どんなにめちゃくちゃに掻き回しても構わない。死者がたくさん出ても構わない。個人の復讐も国規模で起こしてしまって結構よ。
その代わり――依頼が完全に終わるまで、私が話さない限り、私に対して余計な詮索をしないでほしいの。この条件で、どうかしら?」
アースの双眸をじっと見つめる。――すると、アースはため息をついてから銃を下ろした。
「手放すにはあまりにも惜しい報酬ですね。……分かりました、これが終わるまで、貴女への尋問は控えることにします」
「ありがとう」
ティアナは満足できる返事を貰うことが出来て、取り敢えず一息をついた。
「ティアナ様……どうして」
ベルティーユ王宮の一室、ティアナの部屋では、一人のメイド――エイミー・ララが泣きそうな顔で立ち尽くしていた。その手には、鍵付きのドレッサーの引き出しの中にひっそりと入っていた、たくさんの薬の袋が握られている。
所謂――精神安定剤。その類のものが、種々多様に陳列していたのだった。既に数十袋が開封されており、行き場もなく綺麗に折りたたまれている。
いつからだったろうか。ティアナがエイミーに急に優しくなり、その反面異常な心を見せるようになったのは。
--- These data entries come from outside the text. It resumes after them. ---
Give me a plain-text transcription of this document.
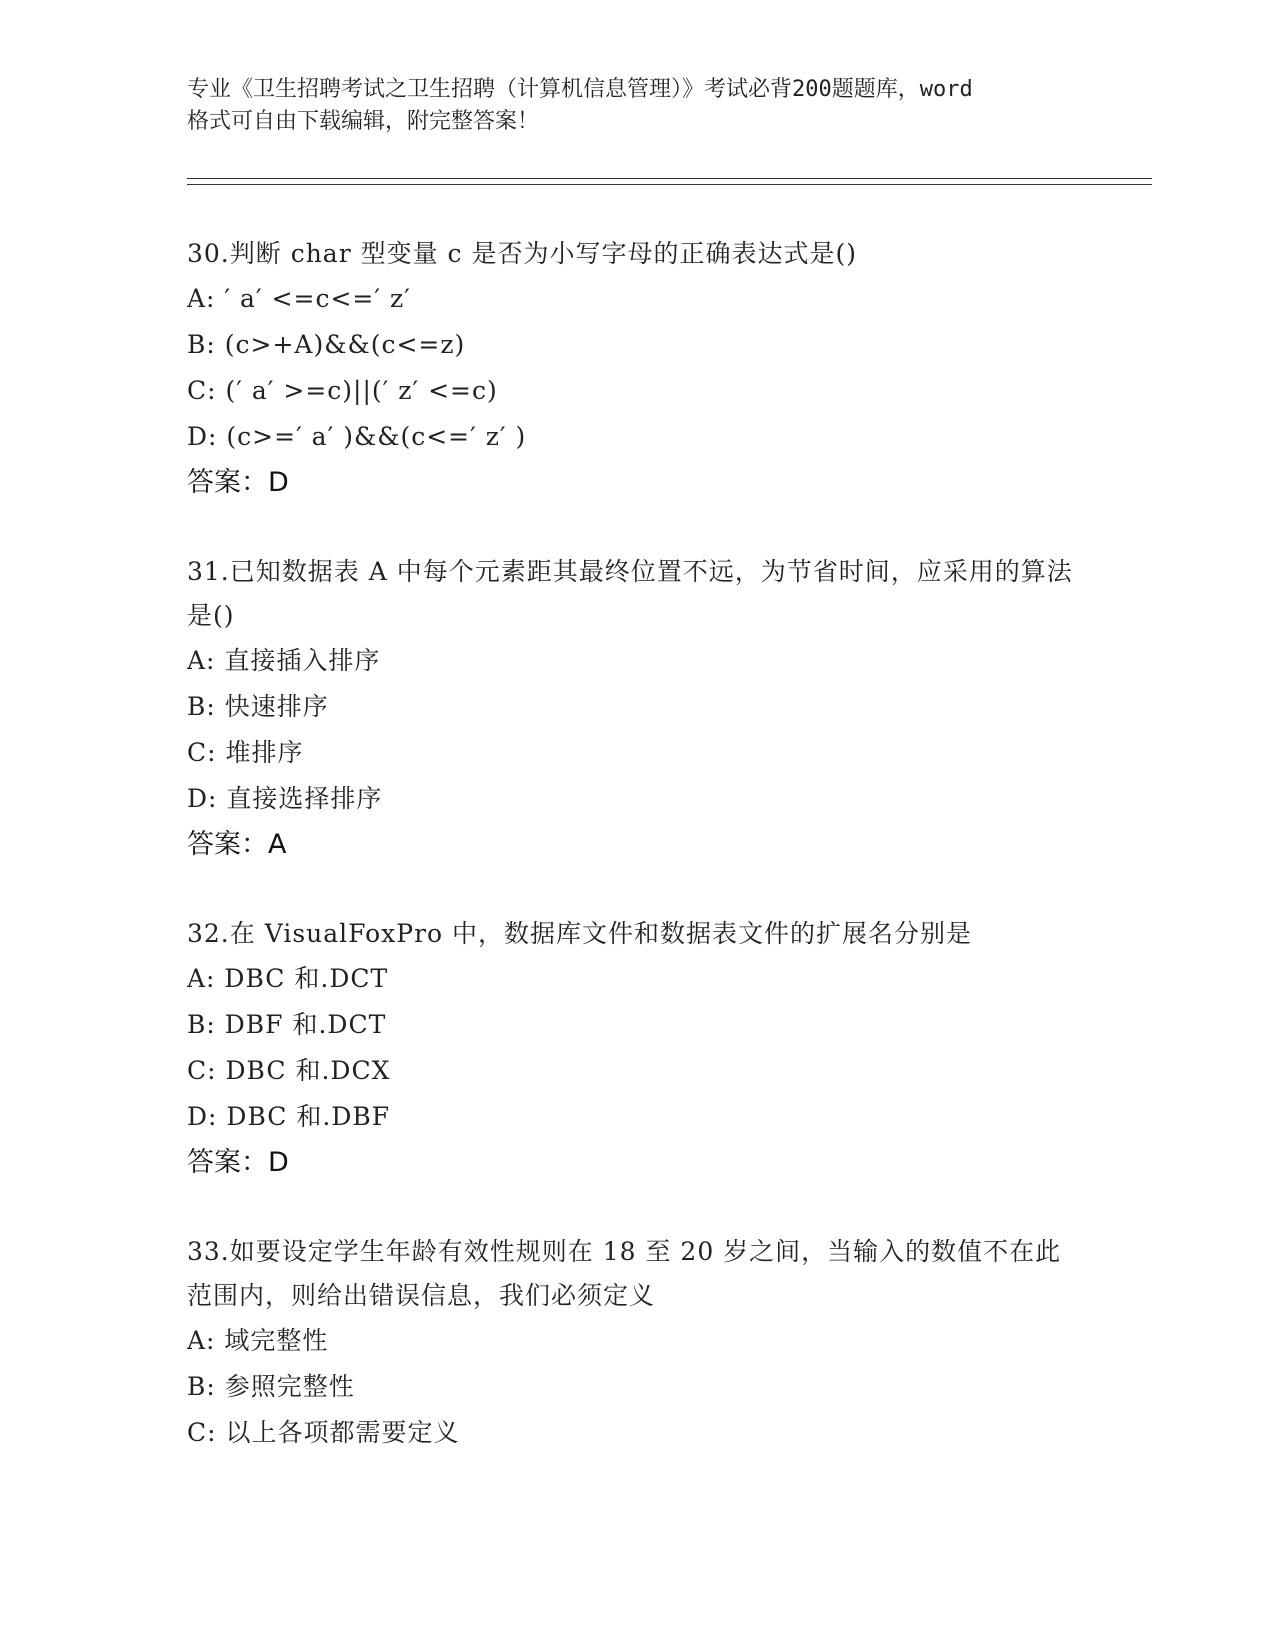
专业《卫生招聘考试之卫生招聘（计算机信息管理）》考试必背200题题库，word
格式可自由下载编辑，附完整答案！
30.判断 char 型变量 c 是否为小写字母的正确表达式是()
A: ′ a′ <=c<=′ z′
B: (c>+A)&&(c<=z)
C: (′ a′ >=c)||(′ z′ <=c)
D: (c>=′ a′ )&&(c<=′ z′ )
答案：D
31.已知数据表 A 中每个元素距其最终位置不远，为节省时间，应采用的算法是()
A: 直接插入排序
B: 快速排序
C: 堆排序
D: 直接选择排序
答案：A
32.在 VisualFoxPro 中，数据库文件和数据表文件的扩展名分别是
A: DBC 和.DCT
B: DBF 和.DCT
C: DBC 和.DCX
D: DBC 和.DBF
答案：D
33.如要设定学生年龄有效性规则在 18 至 20 岁之间，当输入的数值不在此范围内，则给出错误信息，我们必须定义
A: 域完整性
B: 参照完整性
C: 以上各项都需要定义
アレクシスやロザーリオには分からなくても、ずっと傍にいたエイミーには分かった。
ティアナはもう――とっくに壊れていた。それこそ、エイミーが修復不可能なほどに。
自分はどう頑張ったところでティアナを助けられない。ティアナの態度が急変した原因も知らないし、薬で精神を保たなければ生きていけないティアナが抱えているものなんて分かるはずがないから。
(だから、だから私は―――)
エイミーはティアナに勘付かれないように薬を元の位置にそっと戻した。引き出しをゆっくりと仕舞い、本来ティアナが持っているはずの鍵で施錠をして――くるり、と後ろを振り返る。
「貴方が影、ですよね? ずっと私のことを探っていた」
誰もいないように見えるその空間に、エイミーは話しかけた。
「こう見えても私、平民初の特級メイドなんです。基本的になんでも習得しているんですよ。――そこに、いますよね?」
エイミーは一向に現れようとしない影と、確かに目を合わせる。
「別に出てこなくてもいいんです。ただ、お話がしたくて。
…………お願いがあるんです。――――――――」
そのあまりにも正常とは言えない言葉に影が動揺し、冷や汗をかくのをエイミーは感じ取った。――そして、その気配が消えるのを感じて自身の作戦が成功したのを悟る。
エイミーは言い訳のように、何度も心の中で言葉を繰り返した。
(これも全部、ティアナ様の為だから)
―――後悔は絶対にしない。あの人のようには、なりたくないから。
その時、くらりと頭が傾いた。思考がぼんやりとする。
(違う。私は母さんのようにはなりたくなくて…………あの人のようになりたくて…………)
『アンタなんて、生きてこなければよかったのに』
突如、脳内を反芻した言葉。
ズキリ、と頭が痛む。
『そうよ、あの時にエイミーが死んでいれば、私があの人の子になったのに―――』
聞き知った声に、エイミーは目を見開いた。
(なんで、ジェネット様が…………?)
必死に頭を回そうとしたが、頭が重く、それ以上何も考えられない。
―――エイミーはそのまま、自分を襲う頭の痛みに負けて、その場に倒れ込んだ。